I assume that by "sample sizes below 50%" you mean "samples of 500000 parts or less". If there are 1% defective parts, then there would be an average of .01(500000)= 5000 defective parts in a sample of 500000 parts, still a probability, of course, of 1%.
U didnt get my problem correctly. Actually total parts were 1 million which have 1% defective parts. So defective parts were 10000 in 1 million parts. Now I want to take different sample size from these 1 million parts i.e I m taking 10%, 30%, 50%,70% and 90% of these 1 million parts. Here I want to calculate probability of finding maximum 5000 defective parts from each sample size. Suppose I m taking sample size 10% of 1 million parts which is 100000 parts. Now to calculate probability of finding 5000 defective parts in this sample size is 0 which is found by using binomial distribution where success of finding defective parts p=0.01 (as we have 1% of defective parts in 1 million parts), failure q=0.99, r=5000 and n=100000. Similarly when I take any sample size whose fraction is less than 50% of 1 million parts, probability is always zero. When I take sample size 50% of 1 million parts i.e 500000, probability of finding 5000 defective parts is 0.5 and when I take any sample size above 50% of 1 million parts, probability of finding 5000 defective parts is 1. My issue is that why i m not getting any value between 0-0.5 or 0.5-1 although sample sizes are changing linearly. I think now I make my point clear so can you please answer my question now
I am going back to the beginning of this thread.
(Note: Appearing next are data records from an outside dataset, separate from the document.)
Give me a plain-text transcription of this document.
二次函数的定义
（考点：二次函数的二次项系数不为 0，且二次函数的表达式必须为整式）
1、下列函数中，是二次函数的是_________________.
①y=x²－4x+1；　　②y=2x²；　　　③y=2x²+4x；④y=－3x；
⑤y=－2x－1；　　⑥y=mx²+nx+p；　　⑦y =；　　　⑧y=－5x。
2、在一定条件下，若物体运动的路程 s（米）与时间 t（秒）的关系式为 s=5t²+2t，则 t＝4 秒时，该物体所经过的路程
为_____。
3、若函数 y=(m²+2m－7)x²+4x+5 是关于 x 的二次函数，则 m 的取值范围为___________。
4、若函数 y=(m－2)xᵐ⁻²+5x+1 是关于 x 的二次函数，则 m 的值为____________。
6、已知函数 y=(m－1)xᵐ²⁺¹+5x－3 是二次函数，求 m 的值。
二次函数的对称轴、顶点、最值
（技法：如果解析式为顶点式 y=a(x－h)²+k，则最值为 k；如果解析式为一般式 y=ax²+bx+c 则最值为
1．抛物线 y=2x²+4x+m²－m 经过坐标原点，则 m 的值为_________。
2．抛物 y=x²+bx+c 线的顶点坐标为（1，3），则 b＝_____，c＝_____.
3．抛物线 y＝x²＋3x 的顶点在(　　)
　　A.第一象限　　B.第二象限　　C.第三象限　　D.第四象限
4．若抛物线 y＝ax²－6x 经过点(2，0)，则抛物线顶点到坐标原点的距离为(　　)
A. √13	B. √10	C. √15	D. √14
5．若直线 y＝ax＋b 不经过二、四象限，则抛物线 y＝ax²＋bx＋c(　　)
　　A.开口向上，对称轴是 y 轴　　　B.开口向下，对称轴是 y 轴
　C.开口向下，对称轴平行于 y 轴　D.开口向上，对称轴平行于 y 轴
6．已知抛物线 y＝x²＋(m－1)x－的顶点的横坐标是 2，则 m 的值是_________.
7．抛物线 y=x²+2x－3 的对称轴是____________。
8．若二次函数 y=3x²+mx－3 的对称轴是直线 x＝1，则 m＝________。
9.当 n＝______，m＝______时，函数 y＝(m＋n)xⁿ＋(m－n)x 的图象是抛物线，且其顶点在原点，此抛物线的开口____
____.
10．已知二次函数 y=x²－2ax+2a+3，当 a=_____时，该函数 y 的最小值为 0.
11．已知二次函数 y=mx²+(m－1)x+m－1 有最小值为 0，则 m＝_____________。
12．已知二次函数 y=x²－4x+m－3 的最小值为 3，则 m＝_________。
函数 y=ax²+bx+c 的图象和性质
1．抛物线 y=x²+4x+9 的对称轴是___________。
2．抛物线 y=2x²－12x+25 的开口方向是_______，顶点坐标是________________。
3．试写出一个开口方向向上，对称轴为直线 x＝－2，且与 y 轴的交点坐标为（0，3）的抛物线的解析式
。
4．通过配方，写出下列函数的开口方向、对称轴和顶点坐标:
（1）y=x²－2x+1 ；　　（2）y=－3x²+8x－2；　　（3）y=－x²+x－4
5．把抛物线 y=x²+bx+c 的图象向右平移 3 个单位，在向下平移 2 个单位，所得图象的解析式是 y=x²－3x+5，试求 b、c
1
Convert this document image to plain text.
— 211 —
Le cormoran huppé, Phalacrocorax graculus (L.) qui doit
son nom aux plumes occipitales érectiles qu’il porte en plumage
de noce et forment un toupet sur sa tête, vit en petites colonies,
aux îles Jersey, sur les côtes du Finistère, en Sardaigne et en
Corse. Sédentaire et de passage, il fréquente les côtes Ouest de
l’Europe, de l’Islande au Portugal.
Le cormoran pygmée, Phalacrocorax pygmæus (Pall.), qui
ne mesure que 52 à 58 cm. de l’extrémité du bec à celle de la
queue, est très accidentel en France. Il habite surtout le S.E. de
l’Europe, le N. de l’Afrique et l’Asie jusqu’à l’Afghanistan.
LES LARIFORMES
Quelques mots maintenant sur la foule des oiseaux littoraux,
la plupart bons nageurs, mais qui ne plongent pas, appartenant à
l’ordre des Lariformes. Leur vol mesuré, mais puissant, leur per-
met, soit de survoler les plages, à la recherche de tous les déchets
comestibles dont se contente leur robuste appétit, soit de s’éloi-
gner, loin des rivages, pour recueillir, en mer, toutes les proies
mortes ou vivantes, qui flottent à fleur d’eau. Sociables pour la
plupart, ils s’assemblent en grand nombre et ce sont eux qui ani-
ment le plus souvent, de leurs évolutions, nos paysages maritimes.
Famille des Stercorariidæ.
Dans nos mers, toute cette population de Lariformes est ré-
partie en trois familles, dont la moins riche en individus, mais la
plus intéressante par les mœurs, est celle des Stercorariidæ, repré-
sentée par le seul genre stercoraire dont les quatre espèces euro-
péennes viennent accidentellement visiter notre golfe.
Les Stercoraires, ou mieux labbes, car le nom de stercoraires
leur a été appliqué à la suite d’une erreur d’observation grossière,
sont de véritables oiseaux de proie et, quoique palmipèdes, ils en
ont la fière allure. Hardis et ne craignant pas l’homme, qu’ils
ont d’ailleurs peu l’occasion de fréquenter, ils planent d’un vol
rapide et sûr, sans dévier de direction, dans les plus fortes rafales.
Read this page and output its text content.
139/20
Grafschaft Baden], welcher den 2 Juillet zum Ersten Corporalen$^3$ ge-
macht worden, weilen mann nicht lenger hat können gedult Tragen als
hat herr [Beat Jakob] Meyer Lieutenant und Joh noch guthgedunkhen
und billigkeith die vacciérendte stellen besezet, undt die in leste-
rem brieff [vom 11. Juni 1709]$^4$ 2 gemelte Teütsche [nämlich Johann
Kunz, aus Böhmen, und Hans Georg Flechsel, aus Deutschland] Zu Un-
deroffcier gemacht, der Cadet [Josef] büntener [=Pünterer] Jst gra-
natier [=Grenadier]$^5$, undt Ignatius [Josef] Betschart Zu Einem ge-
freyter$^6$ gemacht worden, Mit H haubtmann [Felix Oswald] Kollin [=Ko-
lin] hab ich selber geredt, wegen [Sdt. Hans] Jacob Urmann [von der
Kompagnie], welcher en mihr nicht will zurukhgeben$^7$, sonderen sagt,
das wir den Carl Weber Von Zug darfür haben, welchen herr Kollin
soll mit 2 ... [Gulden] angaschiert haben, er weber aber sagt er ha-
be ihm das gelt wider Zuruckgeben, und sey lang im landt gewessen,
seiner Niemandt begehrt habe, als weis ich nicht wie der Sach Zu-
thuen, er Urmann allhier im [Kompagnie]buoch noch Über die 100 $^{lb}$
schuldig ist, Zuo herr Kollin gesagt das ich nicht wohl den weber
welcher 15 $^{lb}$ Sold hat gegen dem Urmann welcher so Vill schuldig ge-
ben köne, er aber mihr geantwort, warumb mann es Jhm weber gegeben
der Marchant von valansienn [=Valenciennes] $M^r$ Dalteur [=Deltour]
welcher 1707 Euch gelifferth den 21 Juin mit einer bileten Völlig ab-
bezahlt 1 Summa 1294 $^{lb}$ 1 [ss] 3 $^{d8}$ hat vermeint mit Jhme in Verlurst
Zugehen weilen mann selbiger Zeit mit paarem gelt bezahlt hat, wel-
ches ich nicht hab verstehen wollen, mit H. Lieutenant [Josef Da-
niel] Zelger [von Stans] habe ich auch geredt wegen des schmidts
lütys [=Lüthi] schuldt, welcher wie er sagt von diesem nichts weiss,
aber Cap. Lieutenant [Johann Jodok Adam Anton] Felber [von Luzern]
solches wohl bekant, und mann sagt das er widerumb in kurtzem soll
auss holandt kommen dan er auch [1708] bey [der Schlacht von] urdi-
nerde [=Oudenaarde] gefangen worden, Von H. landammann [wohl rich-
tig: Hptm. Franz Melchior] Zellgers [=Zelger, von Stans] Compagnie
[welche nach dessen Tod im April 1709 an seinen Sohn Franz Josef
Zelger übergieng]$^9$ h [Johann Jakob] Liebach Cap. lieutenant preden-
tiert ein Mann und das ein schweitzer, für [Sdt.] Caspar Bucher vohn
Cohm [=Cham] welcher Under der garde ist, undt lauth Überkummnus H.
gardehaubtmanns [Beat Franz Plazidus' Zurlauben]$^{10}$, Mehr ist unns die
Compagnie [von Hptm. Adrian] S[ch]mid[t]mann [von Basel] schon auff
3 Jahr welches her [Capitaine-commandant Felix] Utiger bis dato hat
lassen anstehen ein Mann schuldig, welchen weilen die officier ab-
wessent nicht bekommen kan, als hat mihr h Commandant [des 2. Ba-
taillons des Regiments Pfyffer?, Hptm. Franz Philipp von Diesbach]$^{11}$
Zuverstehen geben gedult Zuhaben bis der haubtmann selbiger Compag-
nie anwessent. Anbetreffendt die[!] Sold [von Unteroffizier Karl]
Let u = number in population.
Let d = number of defectives in population, where 0 < d < u.
Let s = number in random sample, where 0 < s < u - d.
Let c = cap on number of defectives in sample, where -1 < c < (s + 1) and c < (d + 1)
Let n(k) = probability of exactly k defectives in sample, where - 1 < k < (c + 1).
Let p(c) = probability of no more than c defectives in sample.
\(\displaystyle \displaystyle n(k) = \binom{s}{k} * \binom{d}{k} * \binom{u - d}{s - k} \div \binom{u}{s} \implies\)
\(\displaystyle n(k) = \dfrac{s!}{k! * (s - k)!} * \dfrac{d!}{k! * (d - k)!} * \dfrac{(u - d)!}{(s - k)! * (u + k - d - s)!} * \dfrac{s! * (u - s)!}{u!} > 0.\)
\(\displaystyle \displaystyle p(c) = \sum_{i=0}^cn(i) > 0.\)
Your statements that the probabilities are either 0 or 1 depending on sample size are wrong.
Now for numbers as large as yours, you either need to do some programming to calculate the probabilities or find some approximations that make sense. Probably integrals will give you a decent approximation, but I have forgotten too much of my calculus to give it a try.